Car l'amertume reste longtemps à l'orée du film, parquée dans un enclos étroitement surveillé dont on sait qu'à un moment où un autre, elle finira par s'extraire. Clément vit comme un poisson hors de son bocal, évoluant dans un monde (la bourgeoisie bohème d'Alicia) où il ne trouve jamais totalement sa place.
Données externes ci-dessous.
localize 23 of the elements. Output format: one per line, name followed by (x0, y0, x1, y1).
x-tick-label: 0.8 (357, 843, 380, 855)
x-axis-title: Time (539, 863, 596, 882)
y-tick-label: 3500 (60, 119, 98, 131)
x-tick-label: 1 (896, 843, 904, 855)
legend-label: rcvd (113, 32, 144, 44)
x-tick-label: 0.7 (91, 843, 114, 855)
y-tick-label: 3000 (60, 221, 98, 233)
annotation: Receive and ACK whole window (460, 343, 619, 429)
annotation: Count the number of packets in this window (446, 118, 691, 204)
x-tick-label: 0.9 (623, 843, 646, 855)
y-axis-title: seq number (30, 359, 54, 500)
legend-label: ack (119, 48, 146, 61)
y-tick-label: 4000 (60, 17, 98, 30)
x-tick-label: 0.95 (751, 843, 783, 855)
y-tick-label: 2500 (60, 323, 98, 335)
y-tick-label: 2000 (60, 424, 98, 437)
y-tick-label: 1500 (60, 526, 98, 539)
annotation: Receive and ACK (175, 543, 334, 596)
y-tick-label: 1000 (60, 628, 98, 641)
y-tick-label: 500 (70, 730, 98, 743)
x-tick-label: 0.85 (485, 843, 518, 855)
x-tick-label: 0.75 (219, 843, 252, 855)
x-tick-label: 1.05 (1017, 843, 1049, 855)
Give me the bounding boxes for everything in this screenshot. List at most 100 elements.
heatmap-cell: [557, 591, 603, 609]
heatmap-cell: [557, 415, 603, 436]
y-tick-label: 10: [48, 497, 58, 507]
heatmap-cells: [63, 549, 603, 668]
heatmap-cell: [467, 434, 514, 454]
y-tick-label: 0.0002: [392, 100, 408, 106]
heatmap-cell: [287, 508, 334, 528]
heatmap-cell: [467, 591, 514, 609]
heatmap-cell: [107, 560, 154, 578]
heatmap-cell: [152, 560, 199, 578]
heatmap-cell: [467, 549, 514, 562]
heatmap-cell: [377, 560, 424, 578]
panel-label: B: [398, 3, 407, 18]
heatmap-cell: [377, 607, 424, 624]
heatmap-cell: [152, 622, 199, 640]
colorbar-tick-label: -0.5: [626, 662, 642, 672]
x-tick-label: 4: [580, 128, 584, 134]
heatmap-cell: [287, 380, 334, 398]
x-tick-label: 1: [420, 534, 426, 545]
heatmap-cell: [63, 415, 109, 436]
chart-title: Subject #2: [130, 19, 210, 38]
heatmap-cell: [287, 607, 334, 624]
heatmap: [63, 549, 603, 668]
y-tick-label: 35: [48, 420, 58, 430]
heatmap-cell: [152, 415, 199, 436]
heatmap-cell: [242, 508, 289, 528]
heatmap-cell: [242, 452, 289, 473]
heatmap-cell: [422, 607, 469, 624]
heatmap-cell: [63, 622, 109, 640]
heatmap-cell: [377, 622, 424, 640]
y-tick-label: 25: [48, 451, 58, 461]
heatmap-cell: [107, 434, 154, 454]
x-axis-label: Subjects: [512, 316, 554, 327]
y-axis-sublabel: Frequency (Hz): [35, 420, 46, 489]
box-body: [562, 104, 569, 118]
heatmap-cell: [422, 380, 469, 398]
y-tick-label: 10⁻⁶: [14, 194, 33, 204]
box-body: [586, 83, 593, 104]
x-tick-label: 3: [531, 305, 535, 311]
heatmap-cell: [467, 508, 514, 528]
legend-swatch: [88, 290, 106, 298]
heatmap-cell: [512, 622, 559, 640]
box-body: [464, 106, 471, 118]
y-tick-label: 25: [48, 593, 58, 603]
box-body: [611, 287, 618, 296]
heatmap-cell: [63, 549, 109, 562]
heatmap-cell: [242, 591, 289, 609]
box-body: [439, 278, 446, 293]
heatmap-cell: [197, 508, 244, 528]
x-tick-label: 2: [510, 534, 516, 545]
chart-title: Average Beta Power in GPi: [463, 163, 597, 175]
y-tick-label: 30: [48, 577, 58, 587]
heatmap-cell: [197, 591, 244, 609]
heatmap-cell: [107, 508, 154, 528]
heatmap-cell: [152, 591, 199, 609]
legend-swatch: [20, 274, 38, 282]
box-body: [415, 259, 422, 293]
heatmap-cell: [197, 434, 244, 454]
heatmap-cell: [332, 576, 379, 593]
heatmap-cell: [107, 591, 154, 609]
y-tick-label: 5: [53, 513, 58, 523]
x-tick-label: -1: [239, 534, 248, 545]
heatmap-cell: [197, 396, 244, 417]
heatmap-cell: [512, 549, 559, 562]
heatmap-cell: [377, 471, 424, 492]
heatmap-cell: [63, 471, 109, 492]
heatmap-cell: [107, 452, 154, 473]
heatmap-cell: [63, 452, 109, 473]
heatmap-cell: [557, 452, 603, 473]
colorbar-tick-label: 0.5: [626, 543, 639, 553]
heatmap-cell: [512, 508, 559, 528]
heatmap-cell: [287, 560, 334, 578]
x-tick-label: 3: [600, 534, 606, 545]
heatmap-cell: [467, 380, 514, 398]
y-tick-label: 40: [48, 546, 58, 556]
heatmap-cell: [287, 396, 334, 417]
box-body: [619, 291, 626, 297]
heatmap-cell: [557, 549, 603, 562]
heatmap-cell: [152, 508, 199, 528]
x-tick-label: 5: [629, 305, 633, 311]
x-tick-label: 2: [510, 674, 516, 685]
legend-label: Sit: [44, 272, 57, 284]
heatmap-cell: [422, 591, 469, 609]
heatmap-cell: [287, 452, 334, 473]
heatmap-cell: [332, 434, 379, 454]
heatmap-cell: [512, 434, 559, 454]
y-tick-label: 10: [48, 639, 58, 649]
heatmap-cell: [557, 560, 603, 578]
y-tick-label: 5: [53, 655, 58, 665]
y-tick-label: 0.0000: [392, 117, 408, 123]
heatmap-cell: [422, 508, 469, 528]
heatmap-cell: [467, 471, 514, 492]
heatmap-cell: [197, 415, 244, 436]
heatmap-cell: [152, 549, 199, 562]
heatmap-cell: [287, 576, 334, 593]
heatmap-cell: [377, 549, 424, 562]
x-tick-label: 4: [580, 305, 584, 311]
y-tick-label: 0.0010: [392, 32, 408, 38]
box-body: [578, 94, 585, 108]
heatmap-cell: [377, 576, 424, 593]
À l'inverse, celui que lui propose la fantasque Caprice ressemble à ce que ce gentil fonctionnaire pouvait attendre de plus naturellement aventureux.

Le dernier acte, où Mouret s'essaie à nouveau au mélodrame, n'est pas forcément ce qu'il réussit le mieux, mais c'est là où il exprime la vérité de son film, inversant à nouveau la donne, l'image édénique de bonheur retrouvé se heurtant à une mélancolie insidieuse qui en souligne la fragilité.

Caprice
De et avec Emmanuel Mouret (Fr, 1h40) avec Virgine Efira, Anaïs Demoustier…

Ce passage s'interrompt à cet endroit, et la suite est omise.